A pair of recent cases in Court of Québec demonstrate merchants’ persistence in inserting mandatory arbitration clauses into their contracts with consumers and the court’s corresponding vigilance in guarding against violation of Québec’s public order consumer legislation regarding mandatory arbitration. Despite defendants’ reliance on those arbitration clauses as part of their defenses in court, Mr. Justice Daniel Bourgeois in Poirier v. RSH Travel Ltd.(CheapOair.ca), 2018 QCCQ 2753 and Mr. Justice Jean Hudon in Gauthier v. Détection thermique JD Québec inc., 2018 QCCQ 2198 demonstrated how the courts make brief work of defendants’ reliance on mandatory arbitration clauses in consumer contracts.
RSH Travel involved claims arising from double bookings of air travel from Québec to the U.S. Détection thermique involved claims arising from alleged contractual breaches of committed during a home inspection.
In both cases, defendants tried unsuccessfully to raise a mandatory arbitration clause to contest the Court of Québec’s jurisdiction. In RSH Travel, CheapOair expressly raised the arbitration clause as its first defense, asserting that the Court of Québec had no jurisdiction. The reasons in Détection thermique do not present the arbitration clause as an argument expressly raised by Defendant but Hudon J. dealt with it as the first of only two issues in dispute.
In addition to imposing mandatory arbitration in consumer contracts, each arbitration clause added its own further requirements:
RSH Travel – the arbitration clause stipulated that the law of Ontario applied but, in contrast, the French text of the contract’s rules stipulated that the laws of New York applied; and,
Détection thermique – the arbitration clause provided that the client ‘agreed’ that the client would bear the costs of the arbitration.
Neither clause withstood scrutiny by the court.

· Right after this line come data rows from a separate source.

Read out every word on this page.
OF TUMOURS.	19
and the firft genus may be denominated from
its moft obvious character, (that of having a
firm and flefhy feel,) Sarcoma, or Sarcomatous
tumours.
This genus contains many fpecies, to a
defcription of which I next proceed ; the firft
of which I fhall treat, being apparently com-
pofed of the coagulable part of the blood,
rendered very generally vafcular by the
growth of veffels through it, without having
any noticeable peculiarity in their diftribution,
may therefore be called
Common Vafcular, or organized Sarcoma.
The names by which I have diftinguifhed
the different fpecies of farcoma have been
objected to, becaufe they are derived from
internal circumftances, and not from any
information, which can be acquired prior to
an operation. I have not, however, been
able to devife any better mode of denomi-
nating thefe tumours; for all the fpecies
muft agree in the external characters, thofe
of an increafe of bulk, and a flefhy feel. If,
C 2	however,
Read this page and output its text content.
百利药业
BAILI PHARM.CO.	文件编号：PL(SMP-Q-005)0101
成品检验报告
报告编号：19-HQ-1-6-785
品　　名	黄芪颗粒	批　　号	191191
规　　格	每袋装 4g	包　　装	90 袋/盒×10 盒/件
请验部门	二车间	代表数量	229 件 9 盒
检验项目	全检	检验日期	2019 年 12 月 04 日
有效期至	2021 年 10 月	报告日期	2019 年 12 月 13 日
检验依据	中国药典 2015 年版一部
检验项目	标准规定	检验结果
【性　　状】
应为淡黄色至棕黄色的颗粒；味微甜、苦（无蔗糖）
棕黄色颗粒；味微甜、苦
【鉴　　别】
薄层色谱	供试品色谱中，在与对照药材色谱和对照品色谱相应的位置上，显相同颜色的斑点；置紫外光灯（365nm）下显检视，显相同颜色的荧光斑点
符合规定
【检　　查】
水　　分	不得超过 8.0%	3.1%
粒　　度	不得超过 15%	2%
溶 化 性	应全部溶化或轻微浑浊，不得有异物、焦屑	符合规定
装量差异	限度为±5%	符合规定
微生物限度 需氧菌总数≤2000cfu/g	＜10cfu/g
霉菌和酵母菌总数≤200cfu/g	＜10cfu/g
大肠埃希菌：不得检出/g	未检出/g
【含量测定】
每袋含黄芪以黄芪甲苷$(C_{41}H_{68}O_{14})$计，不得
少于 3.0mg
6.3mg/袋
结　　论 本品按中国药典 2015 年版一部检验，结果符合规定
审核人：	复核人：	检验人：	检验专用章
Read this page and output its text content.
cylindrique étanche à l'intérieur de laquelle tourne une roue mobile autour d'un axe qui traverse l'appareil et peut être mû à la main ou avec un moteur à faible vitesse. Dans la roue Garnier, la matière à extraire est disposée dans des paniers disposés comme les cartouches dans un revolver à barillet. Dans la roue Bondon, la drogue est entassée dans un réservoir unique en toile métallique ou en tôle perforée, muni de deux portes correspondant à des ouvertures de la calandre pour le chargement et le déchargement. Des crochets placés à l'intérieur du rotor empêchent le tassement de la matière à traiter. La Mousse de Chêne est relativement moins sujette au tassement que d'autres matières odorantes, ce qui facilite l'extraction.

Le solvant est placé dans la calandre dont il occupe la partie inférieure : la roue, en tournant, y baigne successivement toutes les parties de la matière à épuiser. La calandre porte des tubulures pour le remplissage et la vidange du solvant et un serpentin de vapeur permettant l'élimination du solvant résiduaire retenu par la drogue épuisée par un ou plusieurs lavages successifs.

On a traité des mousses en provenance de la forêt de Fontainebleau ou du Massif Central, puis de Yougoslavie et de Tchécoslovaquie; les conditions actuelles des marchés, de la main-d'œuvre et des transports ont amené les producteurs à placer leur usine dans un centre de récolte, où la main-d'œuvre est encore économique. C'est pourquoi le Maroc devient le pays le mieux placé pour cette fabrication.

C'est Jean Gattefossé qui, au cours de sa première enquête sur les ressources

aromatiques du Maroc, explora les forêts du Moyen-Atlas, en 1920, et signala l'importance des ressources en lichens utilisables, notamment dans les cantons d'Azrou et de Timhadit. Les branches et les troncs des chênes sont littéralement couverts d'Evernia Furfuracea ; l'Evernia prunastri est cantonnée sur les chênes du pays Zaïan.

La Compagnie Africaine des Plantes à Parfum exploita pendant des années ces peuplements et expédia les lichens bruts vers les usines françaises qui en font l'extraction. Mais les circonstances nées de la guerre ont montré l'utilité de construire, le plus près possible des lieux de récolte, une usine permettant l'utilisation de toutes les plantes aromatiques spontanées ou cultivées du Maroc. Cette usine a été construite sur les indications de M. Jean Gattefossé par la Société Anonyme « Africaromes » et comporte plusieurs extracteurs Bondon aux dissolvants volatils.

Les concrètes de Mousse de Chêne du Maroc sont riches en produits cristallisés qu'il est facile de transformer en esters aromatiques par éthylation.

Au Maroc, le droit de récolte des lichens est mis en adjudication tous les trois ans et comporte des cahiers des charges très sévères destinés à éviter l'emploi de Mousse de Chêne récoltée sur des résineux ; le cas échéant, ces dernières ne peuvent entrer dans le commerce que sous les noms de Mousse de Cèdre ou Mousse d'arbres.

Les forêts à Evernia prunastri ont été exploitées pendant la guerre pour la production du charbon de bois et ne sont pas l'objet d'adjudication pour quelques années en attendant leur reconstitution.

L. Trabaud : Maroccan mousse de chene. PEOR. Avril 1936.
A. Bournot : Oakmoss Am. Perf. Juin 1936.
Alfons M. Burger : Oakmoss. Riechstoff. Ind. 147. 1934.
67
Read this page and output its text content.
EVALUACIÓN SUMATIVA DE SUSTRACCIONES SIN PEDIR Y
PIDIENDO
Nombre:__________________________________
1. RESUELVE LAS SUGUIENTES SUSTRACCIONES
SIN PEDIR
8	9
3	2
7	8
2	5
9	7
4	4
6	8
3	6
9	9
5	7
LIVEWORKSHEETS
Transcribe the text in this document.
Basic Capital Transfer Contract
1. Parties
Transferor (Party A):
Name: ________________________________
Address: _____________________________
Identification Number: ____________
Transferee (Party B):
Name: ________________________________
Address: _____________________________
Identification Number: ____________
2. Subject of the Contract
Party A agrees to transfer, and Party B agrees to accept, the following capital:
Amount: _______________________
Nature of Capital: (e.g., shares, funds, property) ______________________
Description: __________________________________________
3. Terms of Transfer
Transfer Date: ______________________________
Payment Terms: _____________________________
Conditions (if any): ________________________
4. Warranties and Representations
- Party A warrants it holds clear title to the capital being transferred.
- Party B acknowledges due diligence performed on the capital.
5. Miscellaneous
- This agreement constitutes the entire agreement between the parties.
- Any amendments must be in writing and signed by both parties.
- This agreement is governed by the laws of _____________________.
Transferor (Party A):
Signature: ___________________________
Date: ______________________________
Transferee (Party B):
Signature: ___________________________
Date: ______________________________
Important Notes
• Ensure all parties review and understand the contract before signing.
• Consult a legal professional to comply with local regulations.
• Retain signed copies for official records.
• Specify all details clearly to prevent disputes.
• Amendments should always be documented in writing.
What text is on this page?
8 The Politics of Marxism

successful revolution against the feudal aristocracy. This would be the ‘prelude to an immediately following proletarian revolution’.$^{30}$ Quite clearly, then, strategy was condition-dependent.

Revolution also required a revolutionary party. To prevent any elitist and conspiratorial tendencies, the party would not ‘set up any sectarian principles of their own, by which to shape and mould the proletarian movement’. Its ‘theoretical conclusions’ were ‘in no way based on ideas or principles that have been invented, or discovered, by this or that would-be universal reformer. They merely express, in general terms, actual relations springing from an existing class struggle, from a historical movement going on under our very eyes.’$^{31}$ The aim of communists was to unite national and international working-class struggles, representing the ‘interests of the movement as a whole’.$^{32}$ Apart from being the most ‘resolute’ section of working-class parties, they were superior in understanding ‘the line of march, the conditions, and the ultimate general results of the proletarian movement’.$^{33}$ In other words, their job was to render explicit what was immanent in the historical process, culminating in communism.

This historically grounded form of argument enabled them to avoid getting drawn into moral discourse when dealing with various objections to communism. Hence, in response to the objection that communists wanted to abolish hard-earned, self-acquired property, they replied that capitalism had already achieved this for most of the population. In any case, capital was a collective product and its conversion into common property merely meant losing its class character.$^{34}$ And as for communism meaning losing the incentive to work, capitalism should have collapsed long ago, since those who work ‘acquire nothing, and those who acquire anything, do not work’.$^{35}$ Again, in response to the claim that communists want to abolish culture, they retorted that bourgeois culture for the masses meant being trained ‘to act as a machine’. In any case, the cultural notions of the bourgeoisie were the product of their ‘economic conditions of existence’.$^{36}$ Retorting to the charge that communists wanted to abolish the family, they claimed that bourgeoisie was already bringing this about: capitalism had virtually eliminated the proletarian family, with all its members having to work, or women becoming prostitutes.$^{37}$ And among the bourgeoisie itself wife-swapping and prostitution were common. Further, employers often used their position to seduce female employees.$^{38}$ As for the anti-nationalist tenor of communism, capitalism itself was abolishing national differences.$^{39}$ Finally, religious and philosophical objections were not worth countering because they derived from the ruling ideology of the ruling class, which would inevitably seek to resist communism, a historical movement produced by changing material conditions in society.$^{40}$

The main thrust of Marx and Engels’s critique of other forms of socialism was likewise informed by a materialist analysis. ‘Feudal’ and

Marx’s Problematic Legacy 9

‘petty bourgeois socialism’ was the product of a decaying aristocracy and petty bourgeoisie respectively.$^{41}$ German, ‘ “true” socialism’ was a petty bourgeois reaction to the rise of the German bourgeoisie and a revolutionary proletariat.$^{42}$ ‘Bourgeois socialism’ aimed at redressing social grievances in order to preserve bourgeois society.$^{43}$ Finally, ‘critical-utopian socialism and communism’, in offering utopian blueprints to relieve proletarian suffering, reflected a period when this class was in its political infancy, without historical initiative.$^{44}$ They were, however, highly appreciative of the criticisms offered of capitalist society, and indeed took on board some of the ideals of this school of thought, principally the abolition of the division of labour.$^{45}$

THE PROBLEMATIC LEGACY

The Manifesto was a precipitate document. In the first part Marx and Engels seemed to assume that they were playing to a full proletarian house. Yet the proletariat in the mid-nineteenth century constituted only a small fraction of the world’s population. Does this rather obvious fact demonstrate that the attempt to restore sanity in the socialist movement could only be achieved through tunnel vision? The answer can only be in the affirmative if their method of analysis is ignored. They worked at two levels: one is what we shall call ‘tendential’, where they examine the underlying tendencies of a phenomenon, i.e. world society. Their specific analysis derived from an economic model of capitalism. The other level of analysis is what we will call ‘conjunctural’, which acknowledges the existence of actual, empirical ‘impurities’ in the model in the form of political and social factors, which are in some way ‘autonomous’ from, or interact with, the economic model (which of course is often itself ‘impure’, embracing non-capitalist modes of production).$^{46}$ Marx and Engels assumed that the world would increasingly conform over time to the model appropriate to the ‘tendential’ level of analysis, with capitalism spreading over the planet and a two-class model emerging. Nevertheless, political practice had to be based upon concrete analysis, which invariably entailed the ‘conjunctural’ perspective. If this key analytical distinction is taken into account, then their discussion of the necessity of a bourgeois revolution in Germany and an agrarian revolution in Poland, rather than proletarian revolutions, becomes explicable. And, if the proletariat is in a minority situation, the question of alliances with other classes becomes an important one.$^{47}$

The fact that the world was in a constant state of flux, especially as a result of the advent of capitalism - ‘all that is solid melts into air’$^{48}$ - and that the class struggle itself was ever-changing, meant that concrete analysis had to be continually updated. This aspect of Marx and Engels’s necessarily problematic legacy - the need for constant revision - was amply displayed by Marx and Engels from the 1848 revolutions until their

Hudon J. and Bourgeois J. each turned to article 11.1 of the Consumer Protection Act, CQLR c P-40.1:
“11.1. Any stipulation that obliges the consumer to refer a dispute to arbitration, that restricts the consumer’s right to go before a court, in particular by prohibiting the consumer from bringing a class action, or that deprives the consumer of the right to be a member of a group bringing a class action is prohibited.
If a dispute arises after a contract has been entered into, the consumer may then agree to refer the dispute to arbitration.”
In RSH Travel, Bourgeois J. added that article 19 also pre-empted any reliance on the law of another jurisdiction in consumer contracts.
“19. Any stipulation in a contract that such contract is wholly or partly governed by a law other than an Act of the Parliament of Canada or of the Parliament of Québec is prohibited.”
Bourgeois J. in RSH Travel specifically dismissed CheapOair’s reliance on the arbitration clause as ‘defense’ and proceeded to the merits of Plaintiff’s claim. Hudon J. in Détection thermique declared that the court had jurisdiction because the Consumer Protection Act was of public order and imposing arbitration on Plaintiffs would be to deprive them of their right to go before the courts. Article 11.1 was introduced in 2006.
In both cases, Plaintiffs’ claims on the merits were dismissed. In RSH Travel, Bourgeois J. relied on articles 1398, 1399 and 1400 of the Civil Code of Québec, CQLR c CCQ-1991 (“C.C.Q.”) to hold the consumer to the bargain he had made for the purchase of the travel.
“Article 1398 Consent may be given only by a person who, at the time of manifesting such consent, either expressly or tacitly, is capable of binding himself.
Article 1399 Consent must be free and enlightened.
It may be vitiated by error, fear or lesion.
Article 1400 Error vitiates the consent of the parties or of one of them where the error relates to the nature of the contract, to the object of the prestation or to any essential element that determined the consent.
An inexcusable error does not constitute a defect of consent.”
Though Consumer Protection Act allowed Plaintiff as a consumer to avoid the application of certain terms in a contract, the C.C.Q. prevented Plaintiff from avoiding the consequences of having consented to purchase the travel.
In Détection thermique, Hudon J. held that Plaintiffs had failed to meet their burden of proof under articles 2803 and 2804 C.C.Q. to prove a fault by Defendant and referred to criteria set out by Lorraine Talbot, Isabelle Viens and Natale Screnci, in their text La Responsabilité de l’inspecteur préachat (Cowansville, Éd. Yvon Blais, 2012) at pp. 42-43.
“Article 2803 A person seeking to assert a right shall prove the facts on which his claim is based.
A person who claims that a right is null, has been modified or is extinguished shall prove the facts on which he bases his claim.
Article 2804 Evidence is sufficient if it renders the existence of a fact more probable than its non-existence, unless the law requires more convincing proof.”
While a consumer’s access to the court is protected by section 11.1 of the Consumer Protection Act, certain basic rules of evidence remain constant for all litigants once they do get to court.